Vijay 69 is so keen to convey its central hackneyed message that even the grass in the frame is obliged to perform.
Promo poster for Vijay 69.
Last Updated: 05.36 PM, Nov 08, 2024
AKSHAY ROY'S Vijay 69 makes the aching Meri Pyaari Bindu (2017) look like a fluke. The filmmaker’s recent outing is everything his debut was not. If the Ayushmann Khurrana and Parineeti Chopra-starrer unfolded with the tangible logic of the heart then the Anupam Kher-led film is as generic as a pea. If Roy had started out with the promise of using the personal as the centrepiece of the plot then his sophomore work upends it, unravelling in ways that would put even commercials of heart medicines, featuring old people taking a brisk walk till they fall on their backs, to shame. Vijay 69 is so keen to convey its central hackneyed message that even the grass in the frame is obliged to perform.
Given the title, the rest of the story is not difficult to assume. Vijay Mathews (Kher) is a 69-year-old man who wants to run a triathlon, a contest comprising swimming, running and cycling, as a last-ditch effort to do something memorable with his life. It is a tall task and one would believe that something earth-shattering must have brought about this epiphany. But that is not the case.
Written by Roy (Abbas Tyrewala is credited with the dialogues), Vijay 69 is so taken by the tenacity of its setting that it does very little to sufficiently prop it up. One night of miscommunication led Mathews to take up this challenge and become the oldest person to do so. He went missing and his friend thought he killed himself (they vaguely saw someone jump into the water and thought it was him). Midway through the service, he arrives and then looking at the empty coffin and a badly written paean from his best friend decides to do something with his life. If my friends declared me dead on assumption and wrote a bad eulogy, I would perhaps stop talking to them without deciding to kill myself. But here we are.
The little effort with which the film cuts the noise to drive straight to the point hurts more given how much of a slog the rest of it is. The beats are so predictable that it puts the rising sun to shame. Vijay, a foul-mouthed sexagenarian, is a swimming coach. Decades ago, he was a rising star and won local championships. His ambition was interrupted by his wife’s terminal illness and her death rendered him a lonely man. Now staring at his own death in the face (the sight of the empty coffin) he decides to resume his passion. But when have things been so easy?
This is how things go. Vijay takes one step and the film throws him another hurdle, he overcomes that and out comes another. Initially, the triathlon committee refuses to allow him to participate, miraculously they do then something happens to derail him. When he braves that, an evil journalist hired by a competitor’s father levels fake charges against him. Vijay 69 goes out on a limb to make the connection as we see the said journalist taking money from the said man out in the open. If the film was a person, its IQ would be that of a soft toy for it completely side-steps that a 69-year-old man in wanting to live his life again has obstacles already built in the premise. Adding anything more would be an embellishment.
Things get more literal from here. If the main contention of the outing is that dreams have no age (they really should), it is literalised by the presence of Aditya Jaiswal (Mihir Ahuja), an 18-year-old man and the youngest to compete in the triathlon. His father is supposed to be the bad guy but given how unlikeable Vijay is, I wouldn’t blame him for being scheming. But they are not the only characters written as adjectives walking as people. Everyone in the film exists for either of the two reasons — either to remind Vijay how old he is or to help him fight his age. Of course, Vijay’s daughter falls in the former category and Vijay 69 does everything to dress her perfectly valid concerns as ungrateful lectures.

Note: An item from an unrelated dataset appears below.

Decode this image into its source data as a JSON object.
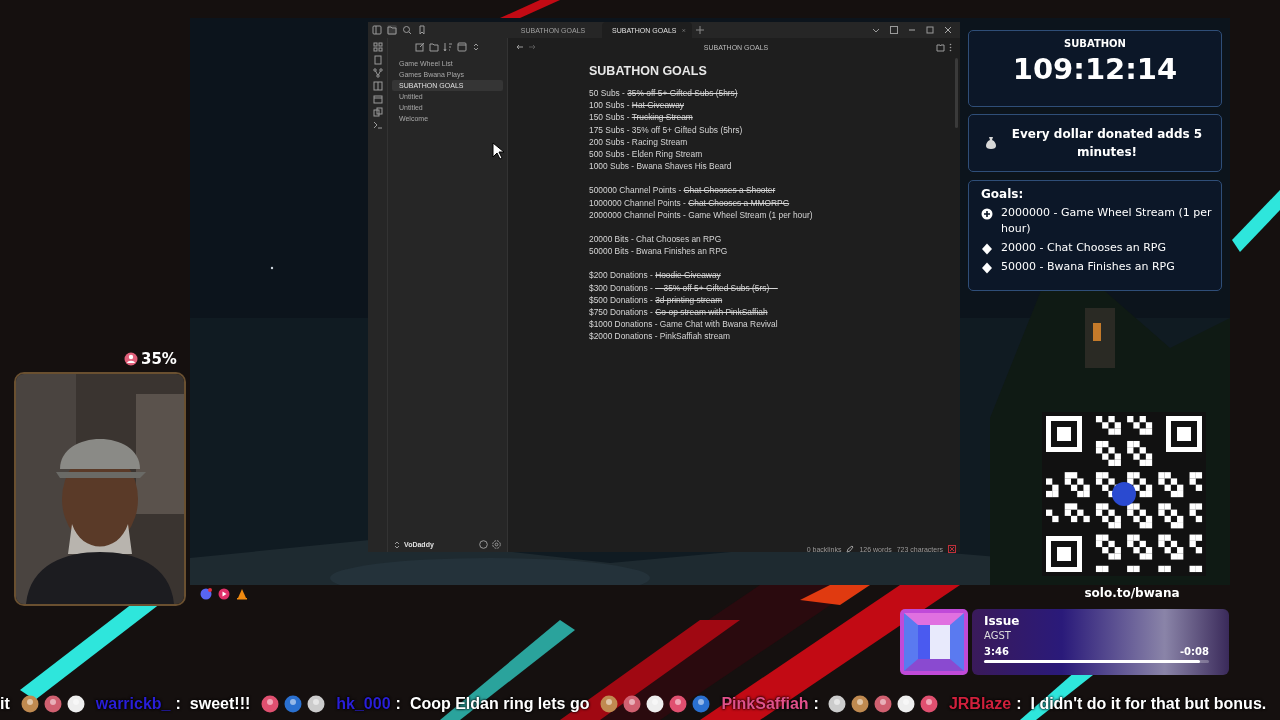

The tone is consistently heightened but Roy takes things up even a notch higher in the training montages. Vijay doesn’t just fall, he crumbles and falls. He is never in pain, he is breathlessly in pain. Kher amps up as well, matching the film's melodrama with an exaggerated turn that is partly reminiscent of Amitabh Bachchan’s Bhashkor Banerjee in Piku and wholly unbecoming of his merit. He is always acting even when lying unconscious on the hospital bed. There is also Chunky Pandey as his best friend who hams up with accents and wigs and belongs to the many comedy shows on television.
To say that Vijay 69 is a fall from grace for Roy would be to put things mildly. It showcases the filmmaker's lack of confidence and his willingness to pull all the stops to be more palatable and mainstream. As a result, his distinct voice is no more and what exists is a hyperbolic story where all characters are caricatures and every bump is a hindrance. The only message that comes through with conviction is this: it is never a good time to be young or old.
Vijay 69 is currently streaming on Netflix.